Speeches, etc.

Margaret Thatcher

Letter to Finchley Times (press freedom)

Document type: Speeches, interviews, etc.
Venue: Unknown
Source: Finchley Times, 21 November 1975
Editorial comments: Item listed by date of publication.
Importance ranking: Minor
Word count: 712
Themes: Media, Trade unions

Threat to the Press

The threat to Press freedom—that is how the Conservative leader, Mrs Margaret Thatcher, sees the argument over the Government's Trade Union and Labour Relations Bill.

In a covering letter to the Editor on her thoughts on the subject, the MP for Finchley and Friern Barnet wrote: “I hope you will agree that it makes our position quite clear.”

The full text of her letter is:

How is it that in Russia today the people still do not know the extent of their Government's enormous grain purchases from America?

How is it that in China the people there did not learn of Americans setting foot on the moon until long after it had happened?

Because in both countries the freedom of the Press is dead. In both countries, individual liberty is dead.

How has this happened? It was not the intention of the Russian revolutionaries in 1918 to have a Press in chains, nor of the Communist revolutionaries in China. But in both countries—as in others where there is no opposition—the Press is in chains because one body has succeeded in taking control of the Press.

It has succeeded in gaining a monopoly over every outlet of news and information. That is over every radio station, every television station, every newspaper, both national and local, and every magazine in the land.

Is there not a lesson in this for Britain? Are we so sure our liberties are safe when extremists are so active on all sides? Have we still not learnt the lesson of history that giving absolute power to one body, however well-intentioned, in the pious hope that they will use it wisely for all time, is a fantasy?

For this is the question that is really raised in the debate on the freedom of the Press at the moment, and of the amendments—which are no more than safeguards, and minimum ones at that—made by the Lords to the Government's Trade Union and Labour Relations Bill.

It is not that we doubt the good faith of the overwhelming majority of journalists in the one union—the National Union of Journalists—that aims to gain a monopoly over journalists' jobs in every newspaper and magazine in Britain.

It is because we should consider what might happen in the future. What might happen if control over the hiring and firing, and the writing by all those engaged in the supplying of news and information to the people of this country did get into the hands of one group and then, at some future date, that group decided to use its power unwisely. There would be no going back then. It would be too late.

The one factor which distinguishes our society above all others from those countries behind the Iron or Bamboo Curtains is that in ours the individual has the maximum liberty of choice.

That is what capitalism and our entire society is all about—the right of the individual to choose for himself where he wants to work, what he wants to read, what he wants to write and which union he wants to join.
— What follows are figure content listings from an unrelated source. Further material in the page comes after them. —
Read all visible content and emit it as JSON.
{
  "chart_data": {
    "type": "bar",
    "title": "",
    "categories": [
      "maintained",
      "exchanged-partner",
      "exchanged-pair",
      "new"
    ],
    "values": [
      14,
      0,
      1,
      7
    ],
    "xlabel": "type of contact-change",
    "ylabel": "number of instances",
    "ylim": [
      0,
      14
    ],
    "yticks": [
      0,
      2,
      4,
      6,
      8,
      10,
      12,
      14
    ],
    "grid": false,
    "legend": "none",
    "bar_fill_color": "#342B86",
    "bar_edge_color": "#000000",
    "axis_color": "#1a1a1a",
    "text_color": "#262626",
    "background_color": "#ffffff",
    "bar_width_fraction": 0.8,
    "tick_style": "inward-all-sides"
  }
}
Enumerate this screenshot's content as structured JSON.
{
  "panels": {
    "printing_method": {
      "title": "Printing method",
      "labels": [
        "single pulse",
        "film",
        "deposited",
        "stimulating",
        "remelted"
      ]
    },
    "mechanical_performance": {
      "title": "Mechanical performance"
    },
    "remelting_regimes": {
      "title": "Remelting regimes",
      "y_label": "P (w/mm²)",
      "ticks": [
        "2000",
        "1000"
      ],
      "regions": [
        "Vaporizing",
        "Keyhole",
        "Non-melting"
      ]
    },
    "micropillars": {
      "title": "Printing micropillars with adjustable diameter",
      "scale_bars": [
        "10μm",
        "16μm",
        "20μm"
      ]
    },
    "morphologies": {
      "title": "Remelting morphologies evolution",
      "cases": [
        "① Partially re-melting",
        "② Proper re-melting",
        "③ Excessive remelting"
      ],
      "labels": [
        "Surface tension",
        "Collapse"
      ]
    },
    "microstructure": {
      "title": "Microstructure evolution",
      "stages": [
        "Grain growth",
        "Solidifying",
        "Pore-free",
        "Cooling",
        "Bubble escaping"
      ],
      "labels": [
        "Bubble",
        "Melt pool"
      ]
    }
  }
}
Above all in matters affecting the freedom of the Press, we should be vigilant in seeing that power does not pass into the hands of a single body that could possibly one day determine all that it thinks we should, or should not, be told.

For at the moment, imperfect as our Press may be, a journalist who is aggrieved by one newspaper may turn to another run by a different proprietor. A writer who cannot get his work published by one group can turn to a different one. That is the way it should be:

But if one body was able to take absolute control no journalist who was aggrieved by one paper, or writer whose work was banned by one magazine, could hope to turn to an alternative, because the same body would be controlling the lot. And no journalist—no matter how brilliant—who, for whatever reason, chose not to belong to the one body, or who was dismissed from it, would ever again be able to practise his profession in this country.

The right to earn a living should be an inalienable right—it should not be in the hands of a single body however eminent. It should be safeguarded. It must be safeguarded. For if this country is to remain free, our Press must be free—and that means our editors and our journalists must have the protection that the Lords have proposed.

Otherwise, we could one day be no better than Czechoslovakia, where one union not only controls all the means of communication, and all that the people are to be told, but even insists that every member signs an undertaking that he approves of the Soviet invasion of the country.